Maybe you haven’t had the pleasure of milling lumber with a small mill before, so it’s difficult to explain the absolute craziness of it. The tree sections spin and spit lumber out faster than you can pull it off the mill and stack it up, soaking wet and coated in fine, itchy sawdust. His mill has a de-barking blade, which means one of the most unpleasant aspects of the job, pressure washing the logs, wouldn’t be necessary. Knowing that I will certainly be involved in the milling process, I am pretty excited about about the fancy mill too.
The Bobcat showed up at one, as promised and Si took to it the same way he takes to any machine.
The T190 is a small cat with tank treads and a bucket. It took Si about an hour to get the controls down, joysticks for steering, peddles for lifting and lowering the bucket. The first couple rounds of grading were a little hurkey-jerky, but Si has almost limitless patience for figuring out motorized things.
The first 8-12 inches of the forest floor are duft, which is a mixture of soft moss and rotten wood debris. The first step of grading was to scrape this layer off and use it to fill in the low spots in the area marked out to be the parking space/staging ground for the mill. Once he was down to the actual hard dirt, the job of grading got easier and Si quickly leveled the road.

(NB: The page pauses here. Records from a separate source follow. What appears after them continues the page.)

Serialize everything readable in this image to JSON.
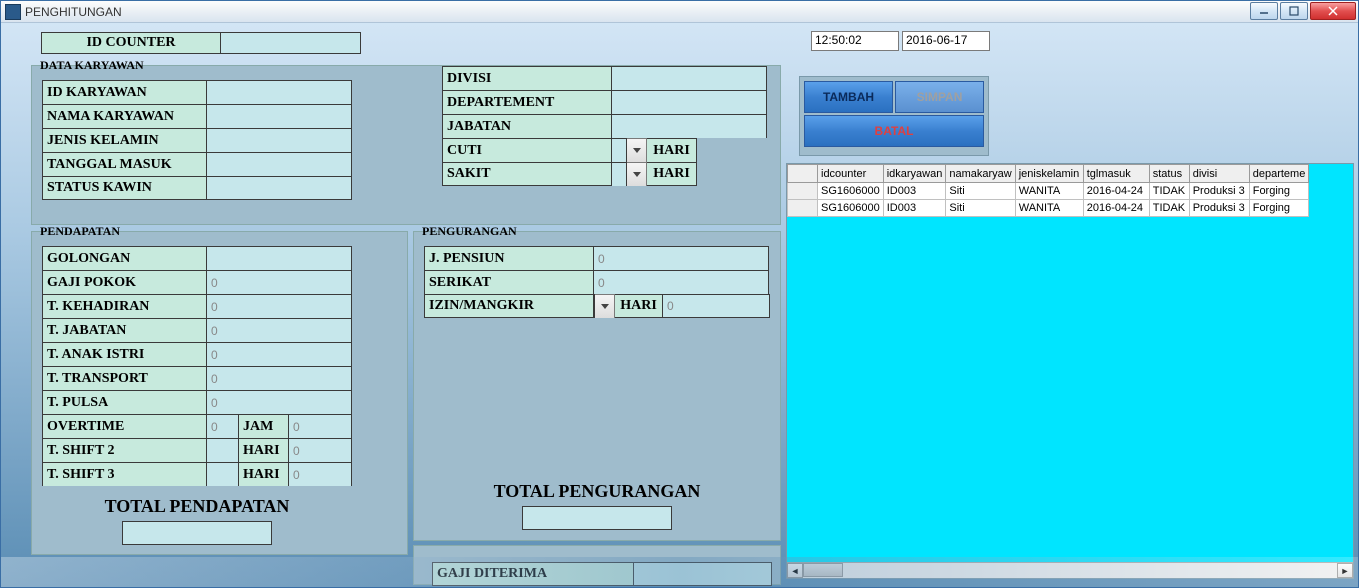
{
  "window": {
    "title": "PENGHITUNGAN"
  },
  "header": {
    "id_counter_label": "ID COUNTER",
    "time": "12:50:02",
    "date": "2016-06-17"
  },
  "buttons": {
    "tambah": "TAMBAH",
    "simpan": "SIMPAN",
    "batal": "BATAL"
  },
  "data_karyawan": {
    "title": "DATA KARYAWAN",
    "id_label": "ID KARYAWAN",
    "nama_label": "NAMA KARYAWAN",
    "jk_label": "JENIS KELAMIN",
    "tgl_label": "TANGGAL MASUK",
    "status_label": "STATUS KAWIN",
    "divisi_label": "DIVISI",
    "dept_label": "DEPARTEMENT",
    "jabatan_label": "JABATAN",
    "cuti_label": "CUTI",
    "sakit_label": "SAKIT",
    "hari": "HARI"
  },
  "pendapatan": {
    "title": "PENDAPATAN",
    "golongan": "GOLONGAN",
    "gaji_pokok": "GAJI POKOK",
    "t_kehadiran": "T. KEHADIRAN",
    "t_jabatan": "T. JABATAN",
    "t_anak": "T. ANAK ISTRI",
    "t_transport": "T. TRANSPORT",
    "t_pulsa": "T. PULSA",
    "overtime": "OVERTIME",
    "shift2": "T. SHIFT 2",
    "shift3": "T. SHIFT 3",
    "jam": "JAM",
    "hari": "HARI",
    "zero": "0",
    "total_label": "TOTAL PENDAPATAN"
  },
  "pengurangan": {
    "title": "PENGURANGAN",
    "jpensiun": "J. PENSIUN",
    "serikat": "SERIKAT",
    "izin": "IZIN/MANGKIR",
    "hari": "HARI",
    "zero": "0",
    "total_label": "TOTAL PENGURANGAN"
  },
  "gaji": {
    "label": "GAJI DITERIMA"
  },
  "grid": {
    "headers": [
      "",
      "idcounter",
      "idkaryawan",
      "namakaryaw",
      "jeniskelamin",
      "tglmasuk",
      "status",
      "divisi",
      "departeme"
    ],
    "rows": [
      [
        "",
        "SG1606000",
        "ID003",
        "Siti",
        "WANITA",
        "2016-04-24",
        "TIDAK",
        "Produksi 3",
        "Forging"
      ],
      [
        "",
        "SG1606000",
        "ID003",
        "Siti",
        "WANITA",
        "2016-04-24",
        "TIDAK",
        "Produksi 3",
        "Forging"
      ]
    ]
  }
}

While Si was crashing around with the Bobcat, Dad was limbing the fallen trees and clearing out brush around them to prepare for racking the logs in the cold deck. After the road was graded, Si and Dad set to moving them out of the forest and on to the cold deck. Si would mash the Bobcat out to the logs, they would wrap a choke chain around the log and then using the bucket, Si would drag it out of the trees.
Moving the logs
Once to the cold deck, they would move the chain to the middle of the log, wedge one end up over the bottom of the deck, lift the log and drive the Bobcat in between the deck timbers.
Cold stack 1
Cold stack 2
With 15 logs to go, Dad and Si stuck to it, making good progress until 5 when they quit, filthy and exhausted and headed to town for Margaritas and food.

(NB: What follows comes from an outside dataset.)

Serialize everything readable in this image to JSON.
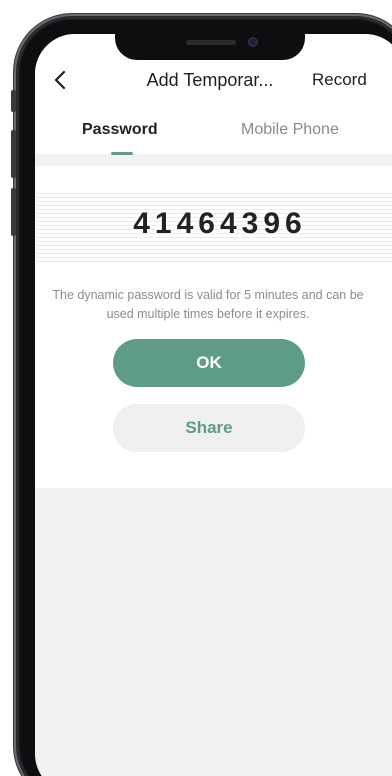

Thursday was more cold stacking and Tom, the miller stopped back by, and was impressed by the amount of work they had gotten done since he was there last. Because they had made so much progress, Tom decided he could squeeze us in before mid-October, which was what he had said previously, it sounds like we will start milling in mid-September.
Dad and Si worked on the cold deck until 2pm when the gravel truck showed up. The driver said, “there’s only 2 of you working?” with mild amazement. Then he drove his truck up the road, opened the bed and tore back down the road, dumping gravel all the way. Dumping gravel at 30 mph down an unfinished road is a feat and Si and Dad were throughly impressed. The driver said, “I drive the concrete truck too, so I’ll see you then!” and headed off.
Freshly graveled road
The cold deck was finished that afternoon.
Cold stack and truck
There was some gravel raking and then some drinking and eating in town. They headed back the following morning, disappointed that the hardware store had come by early to pick up the Bobcat. They bought the piping for the waterline on their way out of town and were home by the time I got off work that afternoon.